Merge pull request #4968 from davidhorstmann-arm/fix-aarch64-asm-constraints

Fix aarch64 assembly for bignum multiplication
diff --git a/ChangeLog.d/muladdc-amd64-memory.txt b/ChangeLog.d/muladdc-amd64-memory.txt
deleted file mode 100644
index b834331..0000000
--- a/ChangeLog.d/muladdc-amd64-memory.txt
+++ /dev/null
@@ -1,4 +0,0 @@
-Bugfix
-   * Fix missing constraints on x86_64 assembly code for bignum multiplication
-     that broke some bignum operations with (at least) Clang 12.

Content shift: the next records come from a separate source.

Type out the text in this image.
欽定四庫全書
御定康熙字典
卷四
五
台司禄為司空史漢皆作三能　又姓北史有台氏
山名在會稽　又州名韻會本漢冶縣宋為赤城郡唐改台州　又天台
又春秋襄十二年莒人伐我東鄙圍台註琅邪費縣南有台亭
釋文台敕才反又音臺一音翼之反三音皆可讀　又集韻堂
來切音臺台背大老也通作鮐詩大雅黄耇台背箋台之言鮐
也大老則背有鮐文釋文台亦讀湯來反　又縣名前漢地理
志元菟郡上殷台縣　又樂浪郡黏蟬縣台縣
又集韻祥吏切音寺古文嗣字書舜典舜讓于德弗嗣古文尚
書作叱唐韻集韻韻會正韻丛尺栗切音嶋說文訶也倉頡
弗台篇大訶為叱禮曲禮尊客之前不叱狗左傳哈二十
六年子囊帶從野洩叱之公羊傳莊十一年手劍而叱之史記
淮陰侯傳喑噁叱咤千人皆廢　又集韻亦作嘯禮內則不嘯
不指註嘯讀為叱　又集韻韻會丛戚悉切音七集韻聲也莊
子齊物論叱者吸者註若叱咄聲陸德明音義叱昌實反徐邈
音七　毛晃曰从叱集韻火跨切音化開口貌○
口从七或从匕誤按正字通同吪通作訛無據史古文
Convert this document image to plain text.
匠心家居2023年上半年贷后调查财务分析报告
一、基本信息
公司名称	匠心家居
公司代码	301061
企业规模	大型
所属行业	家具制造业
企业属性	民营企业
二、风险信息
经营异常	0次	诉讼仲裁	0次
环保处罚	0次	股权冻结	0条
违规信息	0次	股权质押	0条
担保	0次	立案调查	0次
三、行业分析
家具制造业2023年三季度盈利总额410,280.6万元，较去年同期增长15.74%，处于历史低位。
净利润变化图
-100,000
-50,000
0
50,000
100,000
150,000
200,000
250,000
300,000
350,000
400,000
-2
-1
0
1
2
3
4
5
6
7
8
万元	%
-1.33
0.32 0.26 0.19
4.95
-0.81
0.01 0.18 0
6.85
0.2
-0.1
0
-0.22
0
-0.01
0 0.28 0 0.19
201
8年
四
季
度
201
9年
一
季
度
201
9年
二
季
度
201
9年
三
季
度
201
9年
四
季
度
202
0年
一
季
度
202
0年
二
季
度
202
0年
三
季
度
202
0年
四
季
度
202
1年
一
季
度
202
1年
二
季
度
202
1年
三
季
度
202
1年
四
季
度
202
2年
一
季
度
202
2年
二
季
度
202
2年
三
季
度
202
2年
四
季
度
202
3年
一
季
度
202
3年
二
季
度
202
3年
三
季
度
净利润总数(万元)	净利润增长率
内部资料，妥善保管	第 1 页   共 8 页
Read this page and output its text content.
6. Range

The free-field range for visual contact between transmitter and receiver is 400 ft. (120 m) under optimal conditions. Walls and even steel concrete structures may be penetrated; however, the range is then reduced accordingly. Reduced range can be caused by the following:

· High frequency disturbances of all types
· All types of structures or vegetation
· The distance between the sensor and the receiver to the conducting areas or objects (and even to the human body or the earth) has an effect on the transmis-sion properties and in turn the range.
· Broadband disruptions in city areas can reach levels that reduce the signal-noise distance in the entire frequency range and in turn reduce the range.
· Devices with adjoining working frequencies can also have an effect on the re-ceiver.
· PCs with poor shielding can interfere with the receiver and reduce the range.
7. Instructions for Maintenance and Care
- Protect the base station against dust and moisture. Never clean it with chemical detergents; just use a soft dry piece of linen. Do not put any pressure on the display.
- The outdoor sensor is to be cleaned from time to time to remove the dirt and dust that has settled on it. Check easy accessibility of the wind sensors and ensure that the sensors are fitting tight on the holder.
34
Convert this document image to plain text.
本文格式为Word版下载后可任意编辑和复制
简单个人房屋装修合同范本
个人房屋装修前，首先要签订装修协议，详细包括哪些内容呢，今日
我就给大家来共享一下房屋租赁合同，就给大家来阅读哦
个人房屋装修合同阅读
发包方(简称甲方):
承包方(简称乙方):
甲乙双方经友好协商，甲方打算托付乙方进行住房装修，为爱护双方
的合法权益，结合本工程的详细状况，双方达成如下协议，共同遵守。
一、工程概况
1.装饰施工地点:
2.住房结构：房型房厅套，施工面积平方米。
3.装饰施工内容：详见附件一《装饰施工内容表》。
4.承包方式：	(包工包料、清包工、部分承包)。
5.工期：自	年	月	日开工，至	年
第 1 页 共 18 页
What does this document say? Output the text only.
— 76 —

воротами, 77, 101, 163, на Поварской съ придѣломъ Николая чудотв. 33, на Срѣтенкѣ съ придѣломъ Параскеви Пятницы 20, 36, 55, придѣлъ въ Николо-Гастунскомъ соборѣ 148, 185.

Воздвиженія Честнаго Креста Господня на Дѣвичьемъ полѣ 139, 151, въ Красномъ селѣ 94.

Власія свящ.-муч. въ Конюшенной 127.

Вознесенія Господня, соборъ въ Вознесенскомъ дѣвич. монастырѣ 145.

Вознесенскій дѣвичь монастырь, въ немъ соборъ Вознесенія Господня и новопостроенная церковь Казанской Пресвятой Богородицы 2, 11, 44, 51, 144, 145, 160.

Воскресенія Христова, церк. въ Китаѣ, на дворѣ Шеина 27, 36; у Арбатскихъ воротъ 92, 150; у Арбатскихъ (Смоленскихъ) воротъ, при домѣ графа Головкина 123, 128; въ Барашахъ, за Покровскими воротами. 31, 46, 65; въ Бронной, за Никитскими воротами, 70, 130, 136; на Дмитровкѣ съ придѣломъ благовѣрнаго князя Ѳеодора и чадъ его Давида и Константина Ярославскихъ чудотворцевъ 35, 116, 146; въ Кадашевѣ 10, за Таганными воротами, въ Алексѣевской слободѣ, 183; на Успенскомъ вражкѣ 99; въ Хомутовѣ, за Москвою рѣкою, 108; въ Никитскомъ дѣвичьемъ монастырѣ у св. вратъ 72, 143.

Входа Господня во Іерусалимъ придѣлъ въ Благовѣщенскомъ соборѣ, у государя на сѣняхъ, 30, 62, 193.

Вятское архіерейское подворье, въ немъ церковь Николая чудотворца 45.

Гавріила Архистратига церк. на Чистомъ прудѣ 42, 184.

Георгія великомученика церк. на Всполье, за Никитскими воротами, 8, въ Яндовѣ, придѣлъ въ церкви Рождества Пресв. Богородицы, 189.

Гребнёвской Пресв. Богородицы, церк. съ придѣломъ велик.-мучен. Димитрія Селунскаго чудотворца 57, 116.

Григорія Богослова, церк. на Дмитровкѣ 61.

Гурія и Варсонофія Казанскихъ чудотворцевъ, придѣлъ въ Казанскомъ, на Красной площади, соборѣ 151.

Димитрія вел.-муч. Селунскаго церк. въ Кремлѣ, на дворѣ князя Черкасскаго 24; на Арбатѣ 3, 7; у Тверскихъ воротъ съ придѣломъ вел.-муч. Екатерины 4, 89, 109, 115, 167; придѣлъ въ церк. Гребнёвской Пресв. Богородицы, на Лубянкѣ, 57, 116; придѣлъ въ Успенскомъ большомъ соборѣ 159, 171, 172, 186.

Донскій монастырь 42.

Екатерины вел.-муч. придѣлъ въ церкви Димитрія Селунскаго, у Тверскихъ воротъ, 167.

-     Fixes #4116, #4786, #4917.
diff --git a/ChangeLog.d/muladdc-memory.txt b/ChangeLog.d/muladdc-memory.txt
new file mode 100644
index 0000000..218be5a
--- /dev/null
+++ b/ChangeLog.d/muladdc-memory.txt
@@ -0,0 +1,5 @@
+Bugfix
+   * Fix missing constraints on x86_64 and aarch64 assembly code
+     for bignum multiplication that broke some bignum operations with
+     (at least) Clang 12.
+     Fixes #4116, #4786, #4917, #4962.
diff --git a/library/bn_mul.h b/library/bn_mul.h
index 328e765..b71ddd8 100644
--- a/library/bn_mul.h
+++ b/library/bn_mul.h
@@ -224,7 +224,7 @@
         "adcq   %%rdx, %%rcx\n"             \
         "addq   $8, %%rdi\n"
 
-#define MULADDC_STOP                        \
+#define MULADDC_STOP                                                 \
         : "+c" (c), "+D" (d), "+S" (s), "+m" (*(uint64_t (*)[16]) d) \
         : "b" (b), "m" (*(const uint64_t (*)[16]) s)                 \
         : "rax", "rdx", "r8"                                         \
@@ -240,18 +240,18 @@
 #define MULADDC_CORE                \
         "ldr x4, [%2], #8   \n\t"   \
         "ldr x5, [%1]       \n\t"   \
-        "mul x6, x4, %3     \n\t"   \
-        "umulh x7, x4, %3   \n\t"   \
+        "mul x6, x4, %4     \n\t"   \
+        "umulh x7, x4, %4   \n\t"   \
         "adds x5, x5, x6    \n\t"   \
         "adc x7, x7, xzr    \n\t"   \
         "adds x5, x5, %0    \n\t"   \
         "adc %0, x7, xzr    \n\t"   \
         "str x5, [%1], #8   \n\t"
 
-#define MULADDC_STOP                        \
-         : "+r" (c),  "+r" (d), "+r" (s)    \
-         : "r" (b)                          \
-         : "x4", "x5", "x6", "x7", "cc"     \
+#define MULADDC_STOP                                                    \
+         : "+r" (c),  "+r" (d), "+r" (s), "+m" (*(uint64_t (*)[16]) d)  \
+         : "r" (b), "m" (*(const uint64_t (*)[16]) s)                   \
+         : "x4", "x5", "x6", "x7", "cc"                                 \
     );
 
 #endif /* Aarch64 */